Avec une organisation en quatre parties, on passe ainsi des principes généraux – avec une introduction historiographique sur les concepts de « rite » et de « religion » et deux chapitres sur le sens du ritualisme, dont un nouveau présentant un tableau général sur « les attitudes rituelles des Romains » – à l’orthopraxie en pratique – avec une contribution méthodologique sur l’archéologie du rite et un cas d’étude sur le ritus Graecus –, puis à la manière dont les structures rituelles (les sacrifices animaux comme végétaux, les espaces cultuels, le « culte impérial ») révèlent les hiérarchies de la société romaine et des « ontologies » qui la composent, pour finir par les rituels privés familiaux (avec la seconde nouvelle contribution) et funéraires.

C’est l’occasion de reposer les bases de l’histoire de la religion romaine que l’on peut reconstituer par les sources fiables, c’est-à-dire sans remonter guère au-delà du iie siècle av. n. è., et de combattre une nouvelle fois les clichés sur le caractère « froid » des religions antiques ou sur la pseudo-hellénisation des dieux romains, qui continuent d’avoir la vie dure aujourd’hui encore. Les cultes dans les cités romaines, aux différentes échelles des cercles communautaires (de l’Empire à la famille en passant par les corporations professionnelles, les quartiers, etc.), sont présentés selon toutes les nuances des négociations des humains envers les divinités, telles qu’ils se les représentent, afin d’établir un rapport rationnel à leur environnement. Le livre met en évidence les dynamiques des traditions sur lesquelles reposent les rituels, selon le principe essentiel de l’orthopraxie, c’est-à-dire l’exécution rigoureuse des séquences gestuelles au sens large, dont la confiance en l’efficacité tient lieu de credo.

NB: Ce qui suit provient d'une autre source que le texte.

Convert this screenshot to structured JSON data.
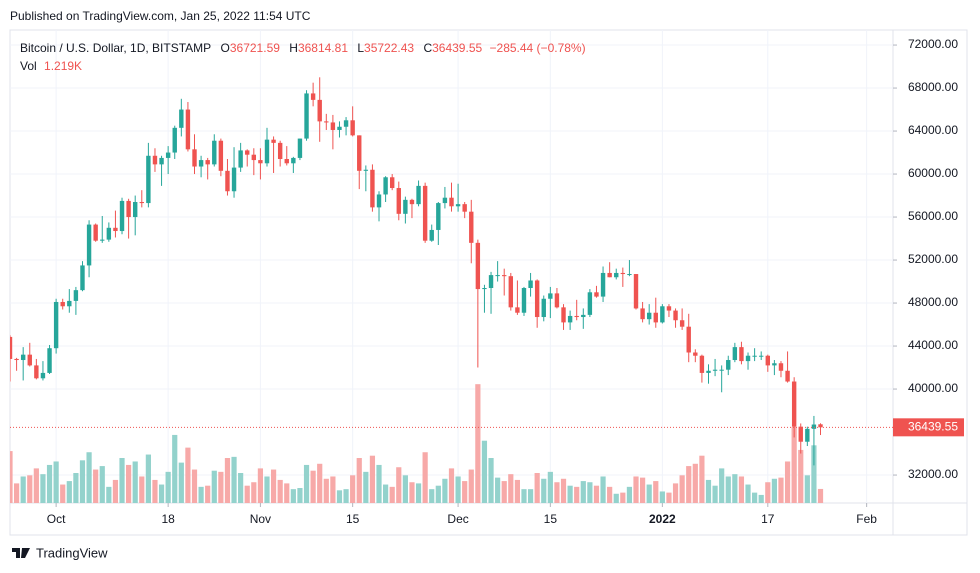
{
  "chart_data": {
    "type": "candlestick",
    "published": "Published on TradingView.com, Jan 25, 2022 11:54 UTC",
    "symbol": "Bitcoin / U.S. Dollar, 1D, BITSTAMP",
    "ohlc_labels": [
      "O",
      "H",
      "L",
      "C"
    ],
    "change_label": "−285.44 (−0.78%)",
    "volume_label": "Vol",
    "volume_value_label": "1.219K",
    "footer_brand": "TradingView",
    "up_color": "#26a69a",
    "down_color": "#ef5350",
    "volume_up_color": "#93d2cc",
    "volume_down_color": "#f7a9a8",
    "grid": true,
    "xlim": [
      "2021-09-24",
      "2022-02-05"
    ],
    "xticks": [
      {
        "value": "2021-10-01",
        "label": "Oct"
      },
      {
        "value": "2021-10-18",
        "label": "18"
      },
      {
        "value": "2021-11-01",
        "label": "Nov"
      },
      {
        "value": "2021-11-15",
        "label": "15"
      },
      {
        "value": "2021-12-01",
        "label": "Dec"
      },
      {
        "value": "2021-12-15",
        "label": "15"
      },
      {
        "value": "2022-01-01",
        "label": "2022"
      },
      {
        "value": "2022-01-17",
        "label": "17"
      },
      {
        "value": "2022-02-01",
        "label": "Feb"
      }
    ],
    "ylim": [
      29400,
      73400
    ],
    "yticks": [
      {
        "value": 72000,
        "label": "72000.00"
      },
      {
        "value": 68000,
        "label": "68000.00"
      },
      {
        "value": 64000,
        "label": "64000.00"
      },
      {
        "value": 60000,
        "label": "60000.00"
      },
      {
        "value": 56000,
        "label": "56000.00"
      },
      {
        "value": 52000,
        "label": "52000.00"
      },
      {
        "value": 48000,
        "label": "48000.00"
      },
      {
        "value": 44000,
        "label": "44000.00"
      },
      {
        "value": 40000,
        "label": "40000.00"
      },
      {
        "value": 32000,
        "label": "32000.00"
      }
    ],
    "volume_lim": [
      0,
      41
    ],
    "x": [
      "2021-09-24",
      "2021-09-25",
      "2021-09-26",
      "2021-09-27",
      "2021-09-28",
      "2021-09-29",
      "2021-09-30",
      "2021-10-01",
      "2021-10-02",
      "2021-10-03",
      "2021-10-04",
      "2021-10-05",
      "2021-10-06",
      "2021-10-07",
      "2021-10-08",
      "2021-10-09",
      "2021-10-10",
      "2021-10-11",
      "2021-10-12",
      "2021-10-13",
      "2021-10-14",
      "2021-10-15",
      "2021-10-16",
      "2021-10-17",
      "2021-10-18",
      "2021-10-19",
      "2021-10-20",
      "2021-10-21",
      "2021-10-22",
      "2021-10-23",
      "2021-10-24",
      "2021-10-25",
      "2021-10-26",
      "2021-10-27",
      "2021-10-28",
      "2021-10-29",
      "2021-10-30",
      "2021-10-31",
      "2021-11-01",
      "2021-11-02",
      "2021-11-03",
      "2021-11-04",
      "2021-11-05",
      "2021-11-06",
      "2021-11-07",
      "2021-11-08",
      "2021-11-09",
      "2021-11-10",
      "2021-11-11",
      "2021-11-12",
      "2021-11-13",
      "2021-11-14",
      "2021-11-15",
      "2021-11-16",
      "2021-11-17",
      "2021-11-18",
      "2021-11-19",
      "2021-11-20",
      "2021-11-21",
      "2021-11-22",
      "2021-11-23",
      "2021-11-24",
      "2021-11-25",
      "2021-11-26",
      "2021-11-27",
      "2021-11-28",
      "2021-11-29",
      "2021-11-30",
      "2021-12-01",
      "2021-12-02",
      "2021-12-03",
      "2021-12-04",
      "2021-12-05",
      "2021-12-06",
      "2021-12-07",
      "2021-12-08",
      "2021-12-09",
      "2021-12-10",
      "2021-12-11",
      "2021-12-12",
      "2021-12-13",
      "2021-12-14",
      "2021-12-15",
      "2021-12-16",
      "2021-12-17",
      "2021-12-18",
      "2021-12-19",
      "2021-12-20",
      "2021-12-21",
      "2021-12-22",
      "2021-12-23",
      "2021-12-24",
      "2021-12-25",
      "2021-12-26",
      "2021-12-27",
      "2021-12-28",
      "2021-12-29",
      "2021-12-30",
      "2021-12-31",
      "2022-01-01",
      "2022-01-02",
      "2022-01-03",
      "2022-01-04",
      "2022-01-05",
      "2022-01-06",
      "2022-01-07",
      "2022-01-08",
      "2022-01-09",
      "2022-01-10",
      "2022-01-11",
      "2022-01-12",
      "2022-01-13",
      "2022-01-14",
      "2022-01-15",
      "2022-01-16",
      "2022-01-17",
      "2022-01-18",
      "2022-01-19",
      "2022-01-20",
      "2022-01-21",
      "2022-01-22",
      "2022-01-23",
      "2022-01-24",
      "2022-01-25"
    ],
    "open": [
      44850,
      42800,
      42700,
      43200,
      42200,
      41000,
      41500,
      43800,
      48100,
      47700,
      48200,
      49200,
      51500,
      55300,
      53800,
      53900,
      55000,
      54700,
      57500,
      56000,
      57400,
      57300,
      61700,
      60900,
      61500,
      62000,
      64300,
      66000,
      62300,
      60700,
      61300,
      60900,
      63100,
      60300,
      58400,
      60600,
      62200,
      61800,
      61300,
      61000,
      63200,
      62900,
      61400,
      61000,
      61500,
      63300,
      67500,
      66900,
      64900,
      64800,
      64100,
      64400,
      65000,
      63600,
      60300,
      60400,
      56900,
      58100,
      59700,
      58700,
      56300,
      57600,
      57200,
      58900,
      53800,
      54800,
      57300,
      57800,
      57000,
      57200,
      56500,
      53600,
      49300,
      49400,
      50600,
      50600,
      50500,
      47600,
      47100,
      49400,
      50100,
      46700,
      48400,
      48900,
      47600,
      46200,
      46800,
      46700,
      46900,
      49000,
      48600,
      50800,
      50400,
      50800,
      50700,
      50700,
      47500,
      46500,
      47100,
      46200,
      47700,
      47300,
      46400,
      45800,
      43400,
      43100,
      41500,
      41700,
      41800,
      41800,
      42700,
      43900,
      42600,
      43100,
      43100,
      43100,
      42200,
      42400,
      41700,
      40700,
      36500,
      35100,
      36300,
      36721.59
    ],
    "high": [
      45000,
      42900,
      43900,
      44300,
      42800,
      42600,
      44100,
      48400,
      48400,
      49300,
      49500,
      51900,
      55700,
      55400,
      56100,
      55500,
      56600,
      57800,
      57700,
      58000,
      58500,
      62900,
      62400,
      61700,
      62600,
      64500,
      67000,
      66700,
      63700,
      61700,
      61500,
      63700,
      63300,
      61400,
      62500,
      62900,
      62300,
      62400,
      62400,
      64300,
      63500,
      63100,
      62600,
      61600,
      63300,
      67800,
      68500,
      69000,
      65600,
      65500,
      64900,
      65300,
      66300,
      63600,
      60800,
      60900,
      58400,
      59800,
      60000,
      59300,
      57900,
      57700,
      59400,
      59200,
      55300,
      57400,
      58800,
      59200,
      59100,
      57400,
      57600,
      53900,
      49700,
      50900,
      51900,
      51200,
      50800,
      50100,
      49500,
      50800,
      50200,
      48700,
      49500,
      49400,
      47900,
      47300,
      48300,
      47500,
      49300,
      49600,
      51400,
      51800,
      51200,
      51300,
      52000,
      50700,
      48100,
      47900,
      48500,
      47900,
      47900,
      47500,
      47500,
      47000,
      43700,
      43200,
      42300,
      42800,
      42200,
      43100,
      44300,
      44400,
      43400,
      43800,
      43500,
      43200,
      42700,
      42600,
      43500,
      41100,
      36800,
      36500,
      37500,
      36814.81
    ],
    "low": [
      40700,
      41700,
      40800,
      42100,
      40900,
      40800,
      41400,
      43300,
      47400,
      47100,
      46900,
      49100,
      50400,
      53700,
      53600,
      53700,
      54100,
      54400,
      54000,
      54300,
      56900,
      56900,
      60200,
      58900,
      60000,
      61400,
      63500,
      62100,
      60000,
      59700,
      59500,
      60700,
      59800,
      58000,
      57800,
      60200,
      60700,
      59900,
      59500,
      60700,
      60100,
      60700,
      60800,
      60100,
      61300,
      63100,
      66300,
      63000,
      64100,
      62300,
      63400,
      63600,
      63500,
      58600,
      58400,
      56500,
      55600,
      57400,
      58500,
      55700,
      55400,
      55900,
      57000,
      53600,
      53700,
      53400,
      56800,
      56500,
      56500,
      55900,
      51700,
      42000,
      47100,
      47000,
      50000,
      48700,
      47300,
      46900,
      46800,
      48600,
      45700,
      46300,
      46600,
      47500,
      45500,
      45500,
      46400,
      45600,
      46700,
      48500,
      48100,
      50400,
      50200,
      49500,
      50500,
      47400,
      46200,
      46000,
      45700,
      46100,
      46700,
      45700,
      45500,
      42500,
      42500,
      40600,
      40500,
      41200,
      39700,
      41300,
      42500,
      42300,
      41800,
      42600,
      42700,
      41600,
      41300,
      41100,
      40600,
      35500,
      34000,
      34700,
      32900,
      35722.43
    ],
    "close": [
      42800,
      42700,
      43200,
      42200,
      41000,
      41500,
      43800,
      48100,
      47700,
      48200,
      49200,
      51500,
      55300,
      53800,
      53900,
      55000,
      54700,
      57500,
      56000,
      57400,
      57300,
      61700,
      60900,
      61500,
      62000,
      64300,
      66000,
      62300,
      60700,
      61300,
      60900,
      63100,
      60300,
      58400,
      60600,
      62200,
      61800,
      61300,
      61000,
      63200,
      62900,
      61400,
      61000,
      61500,
      63300,
      67500,
      66900,
      64900,
      64800,
      64100,
      64400,
      65000,
      63600,
      60300,
      60400,
      56900,
      58100,
      59700,
      58700,
      56300,
      57600,
      57200,
      58900,
      53800,
      54800,
      57300,
      57800,
      57000,
      57200,
      56500,
      53600,
      49300,
      49400,
      50600,
      50600,
      50500,
      47600,
      47100,
      49400,
      50100,
      46700,
      48400,
      48900,
      47600,
      46200,
      46800,
      46700,
      46900,
      49000,
      48600,
      50800,
      50400,
      50800,
      50700,
      50700,
      47500,
      46500,
      47100,
      46200,
      47700,
      47300,
      46400,
      45800,
      43400,
      43100,
      41500,
      41700,
      41800,
      41800,
      42700,
      43900,
      42600,
      43100,
      43100,
      43100,
      42200,
      42400,
      41700,
      40700,
      36500,
      35100,
      36300,
      36700,
      36439.55
    ],
    "volume": [
      4.5,
      1.7,
      2.3,
      2.4,
      3.0,
      2.5,
      3.3,
      3.6,
      1.6,
      1.9,
      2.6,
      3.7,
      4.4,
      2.9,
      3.2,
      1.4,
      2.0,
      3.9,
      3.3,
      3.6,
      2.3,
      4.2,
      2.0,
      1.6,
      2.7,
      5.9,
      3.5,
      4.8,
      2.9,
      1.4,
      1.5,
      2.8,
      2.7,
      3.9,
      4.0,
      2.6,
      1.5,
      1.8,
      3.0,
      2.3,
      2.9,
      2.0,
      1.7,
      1.2,
      1.3,
      3.3,
      2.8,
      3.4,
      2.1,
      2.3,
      1.1,
      1.2,
      2.4,
      3.9,
      2.7,
      4.1,
      3.3,
      1.6,
      1.4,
      3.1,
      2.4,
      1.8,
      1.7,
      4.4,
      1.2,
      1.5,
      2.1,
      3.0,
      2.3,
      1.9,
      2.9,
      10.3,
      5.4,
      3.9,
      2.2,
      1.9,
      2.5,
      2.0,
      1.2,
      1.2,
      2.6,
      2.1,
      2.7,
      1.8,
      2.1,
      1.5,
      1.4,
      1.9,
      1.8,
      1.5,
      2.3,
      1.4,
      0.8,
      0.9,
      1.4,
      2.3,
      2.2,
      1.6,
      1.9,
      1.0,
      0.9,
      1.7,
      2.4,
      3.2,
      3.4,
      4.1,
      2.0,
      1.5,
      3.0,
      2.3,
      2.5,
      2.3,
      1.6,
      0.9,
      0.7,
      1.8,
      2.1,
      2.2,
      3.6,
      6.6,
      4.6,
      2.4,
      5.0,
      1.219
    ]
  }
}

Plus précis que les manuels universitaires de l’auteur, désormais classiquesFootnote 2, les articles, pour la plupart bien connus des spécialistes de la religion romaine, entrent en dialogue pour restituer une progression dans l’analyse de l’orthopraxie antique, qui présente un intérêt réel aussi bien pour les chercheurs des autres aires culturelles que pour les étudiants désireux d’approfondir la démarche scientifique et les principaux résultats aboutissant au tableau général de la religion des Romains tel que J. Scheid l’a brossé depuis bientôt un demi-siècle. La pluridisciplinarité sur laquelle il s’est appuyé – l’étude des textes, des inscriptions, de l’archéologie –, qui contribue régulièrement à apporter des résultats nouveaux (notamment avec le développement de l’archéologie du rituel appliquée seulement récemment aux gisements « classiques »), émerge en particulier, mais aussi les sources et les domaines qu’il a moins traités, comme l’iconographie (avec trois figures de reliefs sacrificiels dans l’ensemble du volume) ou l’histoire des femmes – on peut regretter que le livre se soit finalement dispensé des « indispensables étrangèresFootnote 3 », même si les rôles religieux des Romaines apparaissent d’un chapitre à l’autre, surtout dans les derniers consacrés aux cultes privés.

La (re)lecture de cette synthèse n’en reste pas moins hautement recommandable et montre à quel point l’approche de J. Scheid, sa méthode rigoureuse et ses résultats traversent non seulement les décennies, mais qu’il est aussi utile, voire essentiel de les diffuser à destination d’un public élargi afin de lutter contre toutes les formes de récupération de l’Antiquité romaine dans certains discours identitaires révisionnistes.

References

1 Jean-Louis Durand et John Scheid, « ‘Rites’ et ‘religion’. Remarques sur certains préjugés des historiens de la religion des Grecs et des Romains » [1994], in J.-L. Durand, Sacrifier en Grèce et ailleurs. De l’anthropologue et du terrain, éd. par D. Jaillard et C. Carastro, Grenoble, Jérôme Millon, 2022, p. 515-533.

2 On pense notamment à John Scheid, La religion des Romains, Paris, Armand Colin, [1998] 2019 (4e réédition revue et augmentée).

3 Id., « D’indispensables ‘étrangères’. Les rôles religieux des femmes à Rome », in P. Schmitt-Pantel (dir.), Histoire des femmes en Occident, vol. 1, L’Antiquité, Paris, Plon, 1991, p. 405-437.